CHS is, as its name implies, as distressing as it is violent. For reasons not yet understood, in some longtime daily chronic cannabis users, CHS causes repeated, intense, severe bouts of vomiting—which, due to the acidic nature of stomach acid, has obvious implications for oral health, including teeth and oral mucosa. Initially, patients suffering from CHS find relief by taking repeated hot showers throughout the day to relieve their severe nausea, but to date, the only known permanent resolution for CHS is for those susceptible to the syndrome to cease using cannabis completely.

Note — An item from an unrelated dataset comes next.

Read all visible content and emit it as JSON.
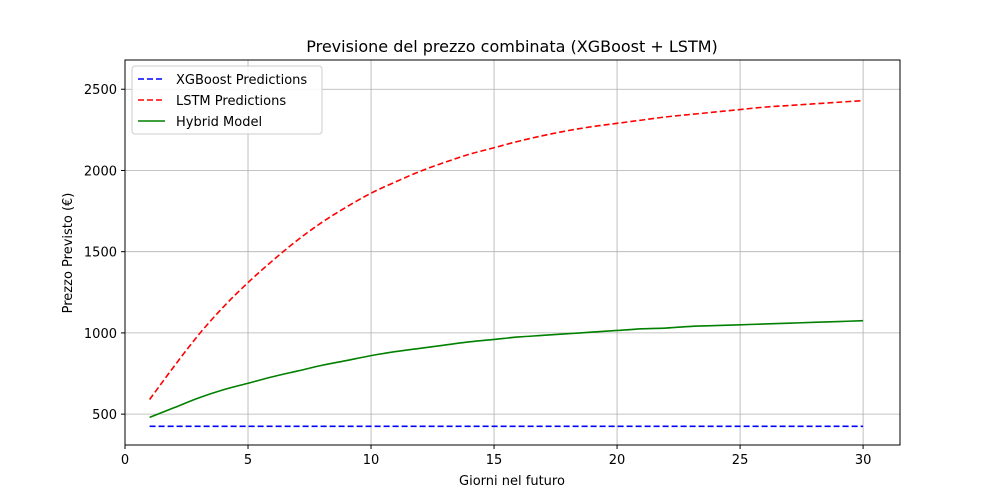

While the history of the legal status of cannabis in the United States is lengthy and complex, it is the ethical and medical duty of health care providers to provide comprehensive care, education, and advocacy. In states with some form of legalized use of cannabis, that includes asking about cannabis use and counseling patients about ways to adapt their oral care regimens to mitigate potential negative effects of marijuana products, whether those may simply come from choosing too many sugary snacks during “the munchies,” or from potentially serious complications like cannabis stomatitis or CHS.